Yale is one of the few colleges to still use the “traditional method,” with resident students undertaking a four-year curriculum with entirely live professors in both lecture and seminar settings. “I am grateful I have the luxury of face-to-face interaction with students,” she says. “Few academics do anymore. They can blame economics, technology, and themselves for that.”

Her students are the cream of the crop, with the school using its endowment to pay the costs of those who can’t afford the $350,000 per year tuition and room and board costs. With the end of government student loan programs and new laws requiring schools to spend a portion of their endowments annually, both Professor Smith’s students and the school are very focused on making the most of what is, today, a rare educational opportunity.

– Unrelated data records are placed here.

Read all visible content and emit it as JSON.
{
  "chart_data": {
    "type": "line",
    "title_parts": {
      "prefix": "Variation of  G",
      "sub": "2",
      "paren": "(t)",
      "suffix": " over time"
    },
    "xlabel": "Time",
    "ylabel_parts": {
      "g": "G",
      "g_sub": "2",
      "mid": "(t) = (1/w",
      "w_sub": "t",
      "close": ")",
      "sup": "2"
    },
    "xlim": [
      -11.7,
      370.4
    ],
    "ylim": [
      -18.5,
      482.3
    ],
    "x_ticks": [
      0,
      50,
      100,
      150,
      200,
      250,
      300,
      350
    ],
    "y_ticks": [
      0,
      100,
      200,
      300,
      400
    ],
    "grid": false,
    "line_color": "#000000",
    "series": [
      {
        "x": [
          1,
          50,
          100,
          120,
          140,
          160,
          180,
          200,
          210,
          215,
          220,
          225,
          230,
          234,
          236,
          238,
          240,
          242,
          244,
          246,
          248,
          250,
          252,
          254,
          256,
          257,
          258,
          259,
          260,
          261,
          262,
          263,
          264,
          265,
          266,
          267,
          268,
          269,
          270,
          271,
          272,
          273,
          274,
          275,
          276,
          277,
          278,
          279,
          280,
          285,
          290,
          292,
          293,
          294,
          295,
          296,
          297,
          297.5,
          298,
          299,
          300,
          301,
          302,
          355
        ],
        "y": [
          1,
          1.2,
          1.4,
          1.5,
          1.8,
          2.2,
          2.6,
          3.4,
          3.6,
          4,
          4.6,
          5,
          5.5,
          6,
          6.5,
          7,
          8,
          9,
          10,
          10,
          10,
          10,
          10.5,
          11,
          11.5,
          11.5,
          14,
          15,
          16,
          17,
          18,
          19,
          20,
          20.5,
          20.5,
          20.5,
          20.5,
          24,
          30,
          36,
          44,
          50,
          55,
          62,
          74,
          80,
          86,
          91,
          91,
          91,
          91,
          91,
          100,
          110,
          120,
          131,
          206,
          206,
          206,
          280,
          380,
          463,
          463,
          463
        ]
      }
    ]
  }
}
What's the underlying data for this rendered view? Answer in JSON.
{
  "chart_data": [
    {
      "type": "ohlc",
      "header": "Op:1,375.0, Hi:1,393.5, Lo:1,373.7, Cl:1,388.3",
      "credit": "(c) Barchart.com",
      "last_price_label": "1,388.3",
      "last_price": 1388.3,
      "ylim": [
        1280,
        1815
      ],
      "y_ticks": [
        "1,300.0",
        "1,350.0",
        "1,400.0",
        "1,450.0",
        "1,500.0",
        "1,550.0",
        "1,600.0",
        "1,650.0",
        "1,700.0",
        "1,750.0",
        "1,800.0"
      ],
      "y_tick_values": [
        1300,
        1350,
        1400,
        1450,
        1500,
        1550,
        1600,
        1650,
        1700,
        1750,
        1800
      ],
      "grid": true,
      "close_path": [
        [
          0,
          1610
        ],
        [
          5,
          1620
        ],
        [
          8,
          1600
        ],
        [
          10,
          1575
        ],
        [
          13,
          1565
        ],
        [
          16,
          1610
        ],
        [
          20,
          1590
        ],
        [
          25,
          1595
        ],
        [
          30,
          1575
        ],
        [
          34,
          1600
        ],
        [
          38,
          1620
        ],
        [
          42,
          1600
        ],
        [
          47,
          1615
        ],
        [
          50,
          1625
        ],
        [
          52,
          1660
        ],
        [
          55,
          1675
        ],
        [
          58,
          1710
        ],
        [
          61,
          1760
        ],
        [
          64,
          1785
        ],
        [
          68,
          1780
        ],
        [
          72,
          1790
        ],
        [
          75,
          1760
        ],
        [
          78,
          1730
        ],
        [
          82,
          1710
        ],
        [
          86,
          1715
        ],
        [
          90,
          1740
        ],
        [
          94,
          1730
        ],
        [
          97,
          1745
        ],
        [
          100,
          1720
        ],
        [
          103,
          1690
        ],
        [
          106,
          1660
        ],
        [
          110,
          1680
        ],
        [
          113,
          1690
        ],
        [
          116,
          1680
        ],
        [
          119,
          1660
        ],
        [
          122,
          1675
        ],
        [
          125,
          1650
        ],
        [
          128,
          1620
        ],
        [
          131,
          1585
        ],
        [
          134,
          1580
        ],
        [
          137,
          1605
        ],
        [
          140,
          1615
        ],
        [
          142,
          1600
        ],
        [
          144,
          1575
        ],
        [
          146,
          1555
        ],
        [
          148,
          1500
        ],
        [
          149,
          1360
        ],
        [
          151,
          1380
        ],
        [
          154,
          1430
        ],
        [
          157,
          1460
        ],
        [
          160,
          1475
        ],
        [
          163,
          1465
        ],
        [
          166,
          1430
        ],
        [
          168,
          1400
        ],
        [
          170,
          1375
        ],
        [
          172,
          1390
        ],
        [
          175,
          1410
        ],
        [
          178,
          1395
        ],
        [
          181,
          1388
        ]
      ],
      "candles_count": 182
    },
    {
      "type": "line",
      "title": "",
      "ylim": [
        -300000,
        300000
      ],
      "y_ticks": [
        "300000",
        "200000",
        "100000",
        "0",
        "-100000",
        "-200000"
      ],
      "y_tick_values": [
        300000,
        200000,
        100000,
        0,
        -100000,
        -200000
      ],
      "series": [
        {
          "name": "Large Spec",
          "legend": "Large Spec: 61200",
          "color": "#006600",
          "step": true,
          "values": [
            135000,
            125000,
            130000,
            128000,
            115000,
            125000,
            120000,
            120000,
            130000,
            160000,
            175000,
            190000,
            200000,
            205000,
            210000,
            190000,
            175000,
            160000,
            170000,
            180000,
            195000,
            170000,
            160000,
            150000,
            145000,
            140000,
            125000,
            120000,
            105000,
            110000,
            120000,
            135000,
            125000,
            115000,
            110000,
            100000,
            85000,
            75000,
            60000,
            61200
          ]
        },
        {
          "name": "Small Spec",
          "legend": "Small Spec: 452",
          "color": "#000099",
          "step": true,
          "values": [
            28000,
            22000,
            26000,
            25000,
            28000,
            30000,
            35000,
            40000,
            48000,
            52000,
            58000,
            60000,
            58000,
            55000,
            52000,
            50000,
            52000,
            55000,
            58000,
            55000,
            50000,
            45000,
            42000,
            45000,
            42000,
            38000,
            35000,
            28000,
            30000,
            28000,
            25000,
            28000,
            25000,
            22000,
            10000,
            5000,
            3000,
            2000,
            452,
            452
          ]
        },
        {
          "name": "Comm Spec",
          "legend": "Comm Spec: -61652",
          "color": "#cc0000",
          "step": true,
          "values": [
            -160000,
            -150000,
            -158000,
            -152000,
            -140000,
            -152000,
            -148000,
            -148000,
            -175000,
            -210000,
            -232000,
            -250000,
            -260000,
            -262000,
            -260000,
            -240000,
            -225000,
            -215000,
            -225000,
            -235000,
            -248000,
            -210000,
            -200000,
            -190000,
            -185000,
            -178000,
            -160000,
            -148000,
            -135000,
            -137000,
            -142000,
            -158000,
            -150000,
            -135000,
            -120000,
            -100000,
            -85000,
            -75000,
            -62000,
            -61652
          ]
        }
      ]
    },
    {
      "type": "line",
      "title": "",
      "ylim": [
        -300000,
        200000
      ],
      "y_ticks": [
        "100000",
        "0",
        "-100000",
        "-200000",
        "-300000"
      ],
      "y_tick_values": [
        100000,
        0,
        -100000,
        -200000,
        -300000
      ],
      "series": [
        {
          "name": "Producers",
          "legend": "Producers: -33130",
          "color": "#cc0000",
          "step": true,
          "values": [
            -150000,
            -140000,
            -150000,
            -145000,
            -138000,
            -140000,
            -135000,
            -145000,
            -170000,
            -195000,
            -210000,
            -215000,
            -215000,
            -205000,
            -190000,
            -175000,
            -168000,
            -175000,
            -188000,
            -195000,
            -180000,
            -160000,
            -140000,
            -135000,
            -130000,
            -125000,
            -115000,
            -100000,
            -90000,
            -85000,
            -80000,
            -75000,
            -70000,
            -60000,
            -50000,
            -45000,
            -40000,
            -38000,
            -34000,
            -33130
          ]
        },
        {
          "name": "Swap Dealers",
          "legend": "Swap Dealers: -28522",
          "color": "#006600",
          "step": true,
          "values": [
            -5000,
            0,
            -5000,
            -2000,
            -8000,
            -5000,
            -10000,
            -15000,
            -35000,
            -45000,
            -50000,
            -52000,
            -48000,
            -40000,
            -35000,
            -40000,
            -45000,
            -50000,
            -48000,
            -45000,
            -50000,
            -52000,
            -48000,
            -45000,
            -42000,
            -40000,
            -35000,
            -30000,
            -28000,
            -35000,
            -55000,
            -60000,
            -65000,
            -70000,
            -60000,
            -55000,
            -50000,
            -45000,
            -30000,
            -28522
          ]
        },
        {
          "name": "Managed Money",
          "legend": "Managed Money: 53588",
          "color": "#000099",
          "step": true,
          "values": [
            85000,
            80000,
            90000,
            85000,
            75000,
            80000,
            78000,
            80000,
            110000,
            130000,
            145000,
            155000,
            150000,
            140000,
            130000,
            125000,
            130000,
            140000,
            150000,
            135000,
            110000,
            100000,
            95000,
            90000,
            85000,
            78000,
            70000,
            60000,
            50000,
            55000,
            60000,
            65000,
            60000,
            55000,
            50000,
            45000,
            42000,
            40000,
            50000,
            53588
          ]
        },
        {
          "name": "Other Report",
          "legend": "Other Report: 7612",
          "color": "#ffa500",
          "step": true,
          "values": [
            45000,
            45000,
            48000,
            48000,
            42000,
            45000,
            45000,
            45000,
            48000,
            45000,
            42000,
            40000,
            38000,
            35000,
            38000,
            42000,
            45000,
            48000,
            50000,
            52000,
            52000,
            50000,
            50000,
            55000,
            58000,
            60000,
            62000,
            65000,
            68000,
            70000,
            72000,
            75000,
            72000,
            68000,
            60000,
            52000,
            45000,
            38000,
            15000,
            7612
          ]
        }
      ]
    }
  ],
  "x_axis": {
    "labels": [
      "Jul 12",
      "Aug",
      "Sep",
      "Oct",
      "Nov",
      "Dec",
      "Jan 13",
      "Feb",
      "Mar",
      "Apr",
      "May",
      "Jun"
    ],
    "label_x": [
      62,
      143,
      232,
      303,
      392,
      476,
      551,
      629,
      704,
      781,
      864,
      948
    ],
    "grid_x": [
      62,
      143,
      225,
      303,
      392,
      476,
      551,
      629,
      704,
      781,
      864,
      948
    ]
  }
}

Professor Smith’s office is plastered with campaign signs from the last three decades, a graphic lesson in history for the students who crowd in during her weekly office hours to learn from the foremost academic scholar of the constitutional conservative movement. I catch up with her as she talks to a few of them one winter afternoon.

The conservatives shook up the establishment because they came into the political process totally focused on their core beliefs, not on the perks of power, and they felt little or no allegiance to the “institutions” or their processes. The GOP establishment was slow to realize that these constitutional conservatives were serious about their goals. You can’t buy off committed ideologues. The establishment politicians were used to people playing conservative at home and then coming to DC and being co-opted.

But the conservatives arrived feeling not a part of Washington or sharing its Beltway worldview, and they felt no loyalty to the status quo. The establishment couldn’t control them, so it decided that it had to try to crush them.

We need to understand the establishment perspective and how disruptive this was to the status quo. Understand that political power was not the be-all and end-all of the conservative movement. This was a fight across every part of society, and while political power was necessary, it was not sufficient. Conservatives saw that, and because personal political power was not their goal, the usual carrots and sticks of Washington—the proverbial cocktail party invitations—didn’t influence them.